Hossein Tallal à la Galerie Atelier 21 : Portraits imaginaires et continuité dans le changement

Hassan Alaoui

Dans ce qui s’appelle la continuité dans le changement, oxymore si prisé de l’artiste, Hossein Tallal nous gratifie à partir de ce mardi 13 février et jusqu’au 20 mars d’une belle exposition de ses travaux, regroupés dans un répertoire intitulé « Portraits imaginaires ».

L’exposition, dont le vernissage est fixé ce mardi 13 février, aura pour cadre la Galerie d’art Atelier 21, à Casablanca. Autrement un lieu convivial, connu pour abriter le « nec plus ultra » de la création artistique, dont les cimaises ont vu défiler de grands peintres.

Les « Portraits imaginaires » incarnent une sorte de fil d’Ariane dans l’œuvre de Tallal, parce qu’ils constituent le thème fondateur en perpétuel devenir, et parce que l’artiste lui-même entend rester fidèle à sa méthode, à sa technique, aux croquis de visages et de héros apparentés à des personnages d’un cirque fellinien. Combien d’entre nous ne se reconnaissent-ils pas dans ces traits, peaufinés par le stylet à la finesse aiguë, ces silhouettes détachées du réel, figures emblématiques d’une fantasmagorie inouïe, un monde que pourrait décrire un certain Jorge Luis Borges dans son célèbre texte : « Le livre des êtres imaginaires », intitulé dans une première  de « Manual de zoología fantástica ».Plus qu’une centaine de créatures fantastiques sont recensées et présentés dans cette galerie qui est autant une œuvre d’art qu’un bestiaire littéraire.

Le point commun entre Borges et Tallal, quand bien même la comparaison paraîtrait fallacieuse, voire choquante, est le détail de l’anomalie, soulignée et mise en exergue. Une anomalie heureuse des personnages, la difformité qui est au monde ce que l’esthétique paradoxale est aux objets, ici les visages décalés, clownesques même. « Les reconnaissez-vous, ces êtres qui passent comme en rêve, parés de leur suffisance et de joyaux » ? s’est interrogé Maurice Arama, compagnon critique de Tallal.  « On reste figé devant ces figures de carnaval » !, ajoute-t-il.
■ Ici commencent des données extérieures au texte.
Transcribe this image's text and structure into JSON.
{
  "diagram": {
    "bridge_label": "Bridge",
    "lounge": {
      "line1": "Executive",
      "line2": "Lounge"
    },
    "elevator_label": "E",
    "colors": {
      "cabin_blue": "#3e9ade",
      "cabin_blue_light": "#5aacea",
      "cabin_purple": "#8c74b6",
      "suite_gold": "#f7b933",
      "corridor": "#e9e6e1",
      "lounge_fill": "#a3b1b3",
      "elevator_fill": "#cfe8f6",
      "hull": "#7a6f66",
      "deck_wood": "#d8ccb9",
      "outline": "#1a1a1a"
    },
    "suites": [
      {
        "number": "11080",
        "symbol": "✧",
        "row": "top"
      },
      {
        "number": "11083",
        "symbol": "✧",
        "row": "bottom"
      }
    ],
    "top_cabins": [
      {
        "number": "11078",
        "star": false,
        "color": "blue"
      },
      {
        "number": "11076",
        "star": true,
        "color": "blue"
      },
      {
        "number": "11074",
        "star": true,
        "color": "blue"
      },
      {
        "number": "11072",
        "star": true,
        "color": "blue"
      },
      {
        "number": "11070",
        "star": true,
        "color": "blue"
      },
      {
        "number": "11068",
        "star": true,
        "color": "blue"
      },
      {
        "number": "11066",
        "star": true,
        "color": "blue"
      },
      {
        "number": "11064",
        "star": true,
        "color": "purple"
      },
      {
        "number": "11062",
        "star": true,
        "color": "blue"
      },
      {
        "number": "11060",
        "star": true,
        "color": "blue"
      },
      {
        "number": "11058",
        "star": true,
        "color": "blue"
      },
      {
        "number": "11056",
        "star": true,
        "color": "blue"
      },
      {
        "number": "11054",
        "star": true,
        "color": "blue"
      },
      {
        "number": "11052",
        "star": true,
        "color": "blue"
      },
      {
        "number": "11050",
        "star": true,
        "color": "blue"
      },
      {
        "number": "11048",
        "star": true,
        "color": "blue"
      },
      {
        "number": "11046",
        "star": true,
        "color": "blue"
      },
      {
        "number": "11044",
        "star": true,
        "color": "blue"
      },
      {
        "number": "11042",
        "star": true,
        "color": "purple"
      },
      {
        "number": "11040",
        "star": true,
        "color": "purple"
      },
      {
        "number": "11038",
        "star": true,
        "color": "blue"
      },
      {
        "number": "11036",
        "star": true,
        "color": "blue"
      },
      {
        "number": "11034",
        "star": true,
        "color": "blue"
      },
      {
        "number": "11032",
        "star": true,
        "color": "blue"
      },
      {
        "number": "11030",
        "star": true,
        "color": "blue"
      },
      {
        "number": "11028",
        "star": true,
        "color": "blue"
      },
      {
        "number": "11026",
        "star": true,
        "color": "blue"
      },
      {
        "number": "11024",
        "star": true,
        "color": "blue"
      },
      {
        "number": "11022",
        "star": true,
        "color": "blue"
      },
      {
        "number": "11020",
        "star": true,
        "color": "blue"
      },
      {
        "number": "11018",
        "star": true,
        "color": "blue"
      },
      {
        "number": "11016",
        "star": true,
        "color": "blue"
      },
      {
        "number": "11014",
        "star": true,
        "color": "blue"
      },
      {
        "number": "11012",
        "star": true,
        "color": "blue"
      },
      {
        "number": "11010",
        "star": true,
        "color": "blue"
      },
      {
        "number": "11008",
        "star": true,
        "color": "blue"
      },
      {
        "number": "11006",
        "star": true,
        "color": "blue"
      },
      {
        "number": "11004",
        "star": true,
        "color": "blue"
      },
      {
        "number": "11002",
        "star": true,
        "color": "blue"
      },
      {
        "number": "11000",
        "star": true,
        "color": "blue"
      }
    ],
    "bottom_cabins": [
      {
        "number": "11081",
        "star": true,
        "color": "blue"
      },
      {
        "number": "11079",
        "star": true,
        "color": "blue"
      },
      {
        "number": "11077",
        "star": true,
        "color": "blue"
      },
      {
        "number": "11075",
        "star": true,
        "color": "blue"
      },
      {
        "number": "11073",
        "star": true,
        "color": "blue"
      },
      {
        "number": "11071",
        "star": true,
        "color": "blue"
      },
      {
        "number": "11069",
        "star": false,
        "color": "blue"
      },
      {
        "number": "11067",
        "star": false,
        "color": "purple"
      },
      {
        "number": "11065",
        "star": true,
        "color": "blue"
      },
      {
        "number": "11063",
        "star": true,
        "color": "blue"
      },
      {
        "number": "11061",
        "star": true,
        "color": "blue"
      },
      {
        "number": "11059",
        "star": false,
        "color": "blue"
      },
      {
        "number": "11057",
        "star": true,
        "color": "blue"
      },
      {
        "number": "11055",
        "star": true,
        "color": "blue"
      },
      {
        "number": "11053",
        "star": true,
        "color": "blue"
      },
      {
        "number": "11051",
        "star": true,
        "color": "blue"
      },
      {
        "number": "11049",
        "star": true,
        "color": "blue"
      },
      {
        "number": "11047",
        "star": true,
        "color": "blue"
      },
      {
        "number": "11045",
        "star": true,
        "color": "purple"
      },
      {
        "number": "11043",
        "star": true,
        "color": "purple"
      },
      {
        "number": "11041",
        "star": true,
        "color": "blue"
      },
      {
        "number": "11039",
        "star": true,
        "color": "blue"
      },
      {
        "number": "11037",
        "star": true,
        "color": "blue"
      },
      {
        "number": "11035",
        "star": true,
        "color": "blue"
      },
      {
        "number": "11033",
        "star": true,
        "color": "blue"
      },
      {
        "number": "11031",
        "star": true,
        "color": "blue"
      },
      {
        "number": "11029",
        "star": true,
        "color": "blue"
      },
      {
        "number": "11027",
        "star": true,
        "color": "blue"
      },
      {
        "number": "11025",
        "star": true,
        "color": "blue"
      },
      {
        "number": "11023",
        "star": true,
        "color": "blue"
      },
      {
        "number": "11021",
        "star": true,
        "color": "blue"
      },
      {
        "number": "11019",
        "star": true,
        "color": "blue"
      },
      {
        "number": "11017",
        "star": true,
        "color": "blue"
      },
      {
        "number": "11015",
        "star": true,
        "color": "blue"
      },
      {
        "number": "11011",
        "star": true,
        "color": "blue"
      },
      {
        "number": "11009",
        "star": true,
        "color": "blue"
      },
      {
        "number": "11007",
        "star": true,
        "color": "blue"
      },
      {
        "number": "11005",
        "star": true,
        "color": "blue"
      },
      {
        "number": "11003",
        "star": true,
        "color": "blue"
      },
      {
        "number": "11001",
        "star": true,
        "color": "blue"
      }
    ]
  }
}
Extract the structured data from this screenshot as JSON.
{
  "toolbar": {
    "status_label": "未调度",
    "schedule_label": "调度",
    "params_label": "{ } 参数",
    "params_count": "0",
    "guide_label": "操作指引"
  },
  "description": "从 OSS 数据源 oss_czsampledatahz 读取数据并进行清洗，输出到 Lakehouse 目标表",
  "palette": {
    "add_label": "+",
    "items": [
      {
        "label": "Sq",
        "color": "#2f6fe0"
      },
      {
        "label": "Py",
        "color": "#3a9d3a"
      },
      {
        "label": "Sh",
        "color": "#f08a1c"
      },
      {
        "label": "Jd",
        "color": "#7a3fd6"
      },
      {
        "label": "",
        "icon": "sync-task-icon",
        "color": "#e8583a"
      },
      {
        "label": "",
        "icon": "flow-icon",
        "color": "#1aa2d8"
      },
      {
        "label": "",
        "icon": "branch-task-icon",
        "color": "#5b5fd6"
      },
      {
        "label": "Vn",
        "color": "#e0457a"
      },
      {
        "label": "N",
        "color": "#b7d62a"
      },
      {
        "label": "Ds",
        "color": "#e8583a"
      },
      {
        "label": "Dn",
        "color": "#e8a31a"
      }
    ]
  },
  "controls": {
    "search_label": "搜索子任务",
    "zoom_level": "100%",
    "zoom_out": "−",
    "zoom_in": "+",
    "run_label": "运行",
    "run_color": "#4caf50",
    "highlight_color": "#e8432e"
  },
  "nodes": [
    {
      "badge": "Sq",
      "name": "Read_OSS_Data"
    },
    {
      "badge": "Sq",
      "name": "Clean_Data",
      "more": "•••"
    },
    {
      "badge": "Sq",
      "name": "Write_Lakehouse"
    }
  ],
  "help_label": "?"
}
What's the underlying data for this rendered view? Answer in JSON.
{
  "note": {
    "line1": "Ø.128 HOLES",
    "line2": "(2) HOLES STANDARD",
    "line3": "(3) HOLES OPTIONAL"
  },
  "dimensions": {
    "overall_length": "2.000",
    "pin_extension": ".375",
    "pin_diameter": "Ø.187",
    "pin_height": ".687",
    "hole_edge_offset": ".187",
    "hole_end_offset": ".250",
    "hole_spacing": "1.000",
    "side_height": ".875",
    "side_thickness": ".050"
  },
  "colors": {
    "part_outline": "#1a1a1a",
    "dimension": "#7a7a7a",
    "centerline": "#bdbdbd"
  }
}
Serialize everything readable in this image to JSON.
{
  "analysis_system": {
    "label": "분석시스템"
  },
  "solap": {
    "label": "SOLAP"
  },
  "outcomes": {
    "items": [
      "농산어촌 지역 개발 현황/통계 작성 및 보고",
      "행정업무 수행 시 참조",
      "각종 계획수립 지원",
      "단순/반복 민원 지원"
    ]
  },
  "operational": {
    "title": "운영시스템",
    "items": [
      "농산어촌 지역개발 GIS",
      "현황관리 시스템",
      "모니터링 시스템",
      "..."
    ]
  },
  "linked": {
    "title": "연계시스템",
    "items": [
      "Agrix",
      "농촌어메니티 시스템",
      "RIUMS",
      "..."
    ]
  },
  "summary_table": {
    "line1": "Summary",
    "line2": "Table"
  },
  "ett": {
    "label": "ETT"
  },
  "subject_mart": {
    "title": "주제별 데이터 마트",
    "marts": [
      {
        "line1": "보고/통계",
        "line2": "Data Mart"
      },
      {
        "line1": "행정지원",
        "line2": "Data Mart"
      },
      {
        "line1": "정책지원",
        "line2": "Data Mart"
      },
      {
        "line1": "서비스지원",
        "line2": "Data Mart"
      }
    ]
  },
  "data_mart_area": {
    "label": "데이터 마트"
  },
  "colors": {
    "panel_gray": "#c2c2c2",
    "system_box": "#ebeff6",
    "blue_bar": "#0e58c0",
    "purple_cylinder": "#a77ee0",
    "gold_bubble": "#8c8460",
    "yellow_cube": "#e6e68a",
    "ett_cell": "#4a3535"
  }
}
Voilà, le mot est lâché : carnaval.

Il sied d’autant plus bien à cette peinture si forte et exubérante qu’il n’est pas étranger à l’inspiration de l’artiste, plongée dans les espaces et les couleurs du Brésil, plus particulièrement dans la province du Salavador, à Bahia où sa mère Chaïbia avait exposé il y a quelques années et connu un vif succès. Hossein Tallal en garde les traces, de cette peinture colorée, il en a fait son « miel » avant de faire inscrire on art dans la technique du portrait et du visage. La gestuelle aidant, il donne à cette technique toute la dimension expressive, en rire, en songe, en tristesse. Si Toulouse-Lautrec est très présent dans sa quête, Tallal ne dédaignerait pas un Gustave Courbet, parce qu’il confère au corps ses mystères et ses douleurs ondulées. Le rire dans ses dessins est celui du fou, heureux et joyeux, dont la parole dit vrai !

Dans sa galerie casablancaise, véritable sanctuaire où cohabitent les arts de toutes sortes, s’alignent les portraits de son Musée imaginaire à la Malraux : Cherkaoui, Kacimi, Amine Demnati, Jilali Gharbaoui, Farid Belkahia, Mohamed Melehi, Miloudi, Elbaz, Tayeb Seddiki et bien d’autres. Le noir et blanc est leur socle, comme s’ils devaient se fixer sur un même registre, être sacrifiés au nom de l’éternité si sèche et sobre.

La galerie d’art Atelier 21 nous offre le privilège de revisiter une œuvre riche, représentée par quelque 27 toiles d’une extrême beauté, qui nous jettent et projettent dans l’intimité de l’un des derniers grands peintres de notre époque. Jusqu’au 20 mars, nous aurons le plaisir de côtoyer le travail d’un artiste qui reste fidèle à son style mais qui incarne aussi l’anticipation.